The 60-page report, called The Future of BC Housing, was released Dec. 16, but the company is now drawing attention to this aspect of the data, which could have a big impact on Metro Vancouver’s economy, said Tom Gierasimczuk, vice president of the “place branding” and marketing firm.

The poll, conducted by Insights West, found that 40 per cent of Vancouver homeowners in Generation X (35 to 54) were planning to sell their home and move to a more affordable city.
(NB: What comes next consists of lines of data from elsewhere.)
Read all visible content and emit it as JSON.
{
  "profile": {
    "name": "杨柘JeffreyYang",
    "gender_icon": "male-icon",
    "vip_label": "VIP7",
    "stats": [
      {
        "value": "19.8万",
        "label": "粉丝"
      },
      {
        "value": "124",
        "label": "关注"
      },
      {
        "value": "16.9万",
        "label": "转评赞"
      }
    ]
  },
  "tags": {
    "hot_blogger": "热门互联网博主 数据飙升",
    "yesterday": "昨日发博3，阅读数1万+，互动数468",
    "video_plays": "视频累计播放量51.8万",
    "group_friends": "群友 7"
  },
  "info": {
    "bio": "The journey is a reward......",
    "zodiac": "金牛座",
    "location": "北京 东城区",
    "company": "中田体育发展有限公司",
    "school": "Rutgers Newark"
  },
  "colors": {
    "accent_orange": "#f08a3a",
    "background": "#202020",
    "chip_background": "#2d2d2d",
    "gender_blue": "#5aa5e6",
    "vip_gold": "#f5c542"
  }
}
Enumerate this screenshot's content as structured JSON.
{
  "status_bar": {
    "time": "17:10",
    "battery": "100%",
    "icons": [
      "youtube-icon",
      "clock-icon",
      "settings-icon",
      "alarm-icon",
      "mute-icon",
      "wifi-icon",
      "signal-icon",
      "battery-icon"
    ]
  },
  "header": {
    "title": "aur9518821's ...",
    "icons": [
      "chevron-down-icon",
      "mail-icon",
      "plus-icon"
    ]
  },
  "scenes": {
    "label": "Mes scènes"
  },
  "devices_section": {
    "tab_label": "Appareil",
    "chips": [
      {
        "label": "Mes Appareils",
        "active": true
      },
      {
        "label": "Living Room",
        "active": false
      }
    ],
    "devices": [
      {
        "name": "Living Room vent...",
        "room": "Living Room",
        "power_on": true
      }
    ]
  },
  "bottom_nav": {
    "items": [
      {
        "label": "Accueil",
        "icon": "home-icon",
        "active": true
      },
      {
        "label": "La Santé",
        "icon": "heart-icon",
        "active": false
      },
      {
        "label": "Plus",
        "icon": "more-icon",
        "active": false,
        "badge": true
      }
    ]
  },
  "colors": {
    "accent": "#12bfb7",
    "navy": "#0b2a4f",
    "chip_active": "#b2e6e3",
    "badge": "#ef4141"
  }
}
Of Millennials (18 to 34), 35 per cent planned to make the same move, compared to 28 per cent of boomers.

“That’s a massive outflow of potential leaders,” said Gierasimczuk. “It’s going to have big implications for Vancouver already dealing with not enough talent and not enough of a competitive large headquarter set compared to Calgary, compared to Toronto.”

The survey also shows that B.C.’s recently introduced tax on foreign buyers in Metro Vancouver, and the falling home prices that have followed, are causing angst among homeowners, Gierasimczuk said.

“It’s a combination of the (real estate) bubble, it’s a combination of foreign investment, that foreign investment that was fuelling the bubble now begin torn out from people who have been planning their retirement around their nest egg,” he said.

The Insights West poll surveyed 1,714 British Columbians between Oct. 13 and Oct. 31. It has a margin or error of plus or minus 2.4 percentage points.